Czwarta książka Aleksijewicz, czwarty raz nie znajduję słów, by napisać coś mądrego. Odczekałam kilka dni, ale nie czuję się mądrzejsza, bardziej elokwentna i gotowa do napisania recenzji. Mam w sobie podobne emocje, jak po lekturze Małej zagłady - bo czytałam ją niedawno, więc pierwsza mi się nasuwa, ale mogłabym tu wymienić każdą książkę traktującą o wojnie. Nie rozumiem, nie chcę i nie będę rozumieć. Dziwię się, czuję obezwładniający stupor i złość. I obrzydzenie. Wojną i jej gloryfikacją. I tym, że człowiek nie wyciąga żadnych wniosków.
Aleksijewicz i tutaj słucha. Tak jak słucha kobiet, które wzięły udział w wojnie, tak jak słuchała ofiar katastrofy w Czarnobylu, teraz słucha ludzi, którzy w czasie wojny mieli cztery lata, siedem lat, jedenaście. Byli dziećmi. Wskutek przeżyć stracili mowę, słuch, chęć do życia. Stracili matkę, ojca, rodzeństwo. Widzieli rzeczy potworne. Lęk nie opuścił ich do końca życia, tak jak bezradność, złość, smutek, niezdolność do nawiązywania bliższych kontaktów. I głód. Głód fizyczny i głód dotyku, miłości, czułości. Gdybym tę książkę czytała, trwałoby to pewnie wieczność. Nie zniosłabym więcej niż kilku stron na raz. Słuchałam jednak spokojnego, wyważonego głosu Krystyny Czubówny. Często nie mogłam zatrzymać nagrania i słuchałam, słuchałam, a rozpacz we mnie narastała. Czułam to, co czuły dzieci i nadal czują opowiadający dorośli.

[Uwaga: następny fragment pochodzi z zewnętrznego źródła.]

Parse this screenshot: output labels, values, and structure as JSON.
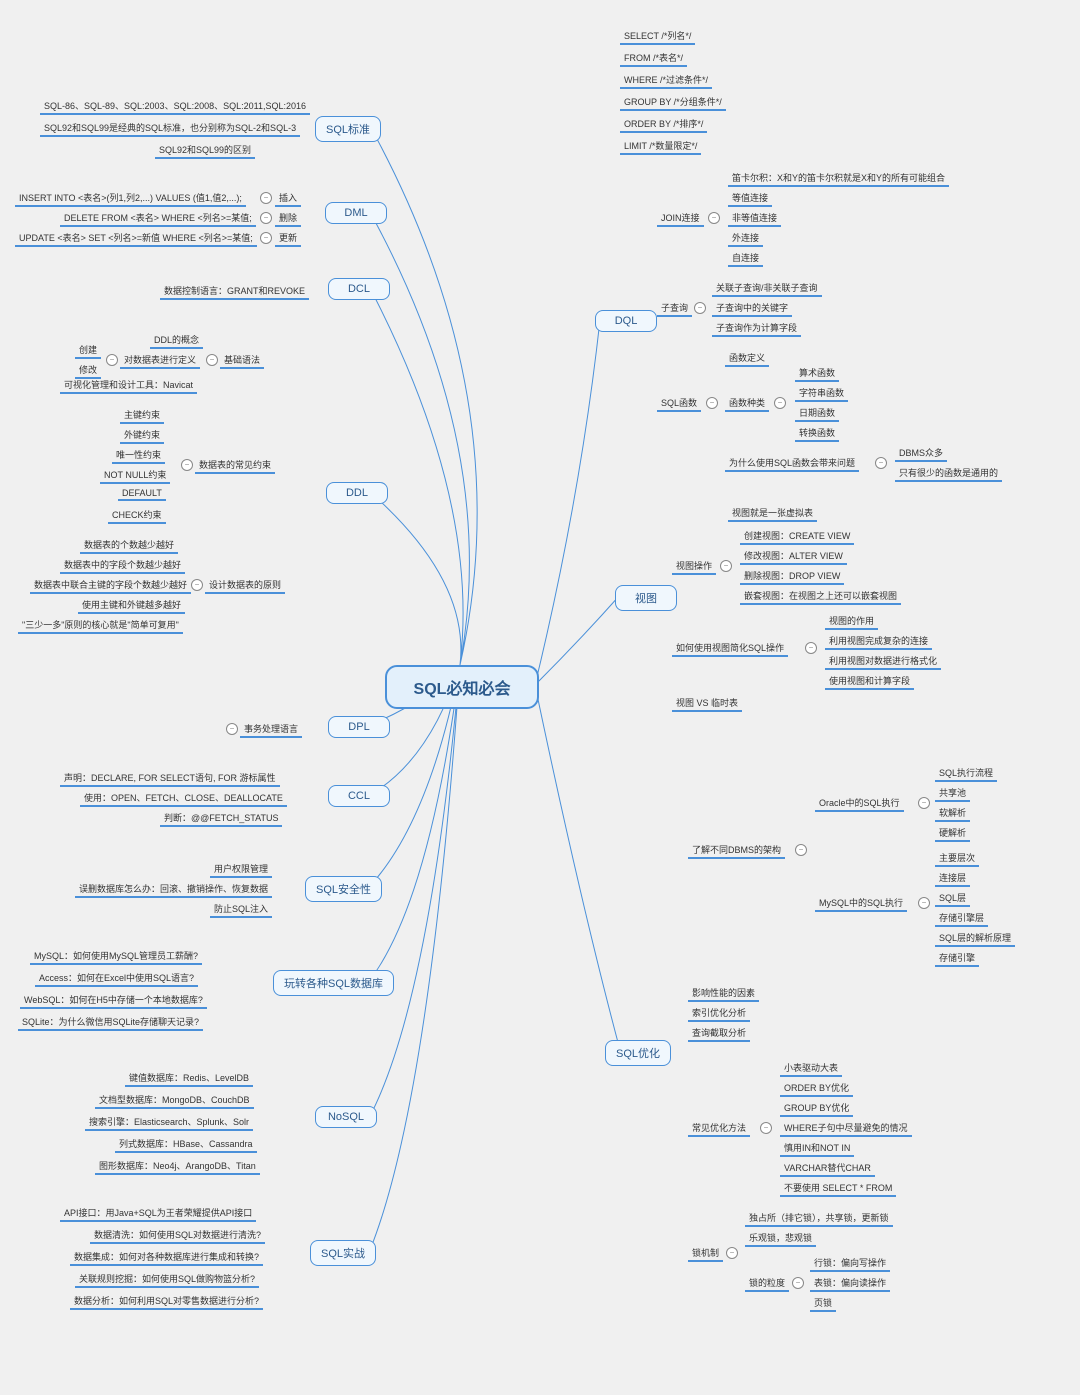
{
  "center": "SQL必知必会",
  "branches": {
    "sql_std": "SQL标准",
    "dml": "DML",
    "dcl": "DCL",
    "ddl": "DDL",
    "dpl": "DPL",
    "ccl": "CCL",
    "sec": "SQL安全性",
    "dbs": "玩转各种SQL数据库",
    "nosql": "NoSQL",
    "practice": "SQL实战",
    "dql": "DQL",
    "view": "视图",
    "opt": "SQL优化"
  },
  "sub": {
    "ddl_basic": "基础语法",
    "ddl_constraint": "数据表的常见约束",
    "ddl_design": "设计数据表的原则",
    "dql_join": "JOIN连接",
    "dql_sub": "子查询",
    "dql_func": "SQL函数",
    "view_op": "视图操作",
    "view_simplify": "如何使用视图简化SQL操作",
    "opt_arch": "了解不同DBMS的架构",
    "opt_common": "常见优化方法",
    "opt_lock": "锁机制",
    "opt_gran": "锁的粒度",
    "opt_oracle": "Oracle中的SQL执行",
    "opt_mysql": "MySQL中的SQL执行",
    "func_kind": "函数种类",
    "func_issue": "为什么使用SQL函数会带来问题"
  },
  "leaves": {
    "std1": "SQL-86、SQL-89、SQL:2003、SQL:2008、SQL:2011,SQL:2016",
    "std2": "SQL92和SQL99是经典的SQL标准，也分别称为SQL-2和SQL-3",
    "std3": "SQL92和SQL99的区别",
    "dml1": "INSERT INTO <表名>(列1,列2,...) VALUES (值1,值2,...);",
    "dml1b": "插入",
    "dml2": "DELETE FROM <表名> WHERE <列名>=某值;",
    "dml2b": "删除",
    "dml3": "UPDATE <表名> SET <列名>=新值 WHERE <列名>=某值;",
    "dml3b": "更新",
    "dcl1": "数据控制语言：GRANT和REVOKE",
    "ddl_b1": "DDL的概念",
    "ddl_b2": "对数据表进行定义",
    "ddl_b2a": "创建",
    "ddl_b2b": "修改",
    "ddl_b3": "可视化管理和设计工具：Navicat",
    "ddl_c1": "主键约束",
    "ddl_c2": "外键约束",
    "ddl_c3": "唯一性约束",
    "ddl_c4": "NOT NULL约束",
    "ddl_c5": "DEFAULT",
    "ddl_c6": "CHECK约束",
    "ddl_d1": "数据表的个数越少越好",
    "ddl_d2": "数据表中的字段个数越少越好",
    "ddl_d3": "数据表中联合主键的字段个数越少越好",
    "ddl_d4": "使用主键和外键越多越好",
    "ddl_d5": "\"三少一多\"原则的核心就是\"简单可复用\"",
    "dpl1": "事务处理语言",
    "ccl1": "声明：DECLARE, FOR SELECT语句, FOR 游标属性",
    "ccl2": "使用：OPEN、FETCH、CLOSE、DEALLOCATE",
    "ccl3": "判断：@@FETCH_STATUS",
    "sec1": "用户权限管理",
    "sec2": "误删数据库怎么办：回滚、撤销操作、恢复数据",
    "sec3": "防止SQL注入",
    "db1": "MySQL：如何使用MySQL管理员工薪酬?",
    "db2": "Access：如何在Excel中使用SQL语言?",
    "db3": "WebSQL：如何在H5中存储一个本地数据库?",
    "db4": "SQLite：为什么微信用SQLite存储聊天记录?",
    "no1": "键值数据库：Redis、LevelDB",
    "no2": "文档型数据库：MongoDB、CouchDB",
    "no3": "搜索引擎：Elasticsearch、Splunk、Solr",
    "no4": "列式数据库：HBase、Cassandra",
    "no5": "图形数据库：Neo4j、ArangoDB、Titan",
    "pr1": "API接口：用Java+SQL为王者荣耀提供API接口",
    "pr2": "数据清洗：如何使用SQL对数据进行清洗?",
    "pr3": "数据集成：如何对各种数据库进行集成和转换?",
    "pr4": "关联规则挖掘：如何使用SQL做购物篮分析?",
    "pr5": "数据分析：如何利用SQL对零售数据进行分析?",
    "dq1": "SELECT /*列名*/",
    "dq2": "FROM /*表名*/",
    "dq3": "WHERE /*过滤条件*/",
    "dq4": "GROUP BY /*分组条件*/",
    "dq5": "ORDER BY /*排序*/",
    "dq6": "LIMIT /*数量限定*/",
    "jo1": "笛卡尔积：X和Y的笛卡尔积就是X和Y的所有可能组合",
    "jo2": "等值连接",
    "jo3": "非等值连接",
    "jo4": "外连接",
    "jo5": "自连接",
    "sub1": "关联子查询/非关联子查询",
    "sub2": "子查询中的关键字",
    "sub3": "子查询作为计算字段",
    "fn1": "函数定义",
    "fn_k1": "算术函数",
    "fn_k2": "字符串函数",
    "fn_k3": "日期函数",
    "fn_k4": "转换函数",
    "fn_i1": "DBMS众多",
    "fn_i2": "只有很少的函数是通用的",
    "vw1": "视图就是一张虚拟表",
    "vw_o1": "创建视图：CREATE VIEW",
    "vw_o2": "修改视图：ALTER VIEW",
    "vw_o3": "删除视图：DROP VIEW",
    "vw_o4": "嵌套视图：在视图之上还可以嵌套视图",
    "vw_s1": "视图的作用",
    "vw_s2": "利用视图完成复杂的连接",
    "vw_s3": "利用视图对数据进行格式化",
    "vw_s4": "使用视图和计算字段",
    "vw3": "视图 VS 临时表",
    "ora1": "SQL执行流程",
    "ora2": "共享池",
    "ora3": "软解析",
    "ora4": "硬解析",
    "my1": "主要层次",
    "my2": "连接层",
    "my3": "SQL层",
    "my4": "存储引擎层",
    "my5": "SQL层的解析原理",
    "my6": "存储引擎",
    "opt1": "影响性能的因素",
    "opt2": "索引优化分析",
    "opt3": "查询截取分析",
    "cm1": "小表驱动大表",
    "cm2": "ORDER BY优化",
    "cm3": "GROUP BY优化",
    "cm4": "WHERE子句中尽量避免的情况",
    "cm5": "慎用IN和NOT IN",
    "cm6": "VARCHAR替代CHAR",
    "cm7": "不要使用 SELECT * FROM",
    "lk1": "独占所（排它锁），共享锁，更新锁",
    "lk2": "乐观锁，悲观锁",
    "gr1": "行锁：偏向写操作",
    "gr2": "表锁：偏向读操作",
    "gr3": "页锁"
  }
}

Cóż więcej pisać? Siłą tej książki jest autentyzm opowieści - Aleksijewicz nie komentuje, nie uzupełnia, nie stawia pytań, jest przeźroczysta. Słucha. I pozwala mówić, niektórzy z rozmówców otwierają się po raz pierwszy. Większość cierpi, z trudem relacjonuje, płacze. Opowiadają ludzie wszelkich profesji i pochodzenia - inżynierowie, nauczycielki, krawcowe, robotnice, Cyganka, renciści.
Zdumiewające jak z przecież niezbyt oryginalnego pomysłu, Białorusinka potrafi stworzyć dzieło. Każdy mógłby wybrać kilkanaście osób i ich wysłuchać, ale tylko Aleksijewicz potrafi stworzyć z relacji tak wyjątkowy dokument. Polskie wydanie nie byłoby też zapewne tak świetne, gdyby nie wspaniała praca tłumacza, za którą należą mu się specjalne podziękowania.
To lektura obowiązkowa, choć nie mam nadziei, że ludzkość wyciągnie z niej wnioski.
Moja ocena: 6/6
Swietłana Aleksijewicz, Ostatni świadkowie. Utwory solowe na głos dziecięcy, tł. Jerzy Czech, czyt. Krystyna Czubówna, 232 str., Wydawnictwo Czarne 2013.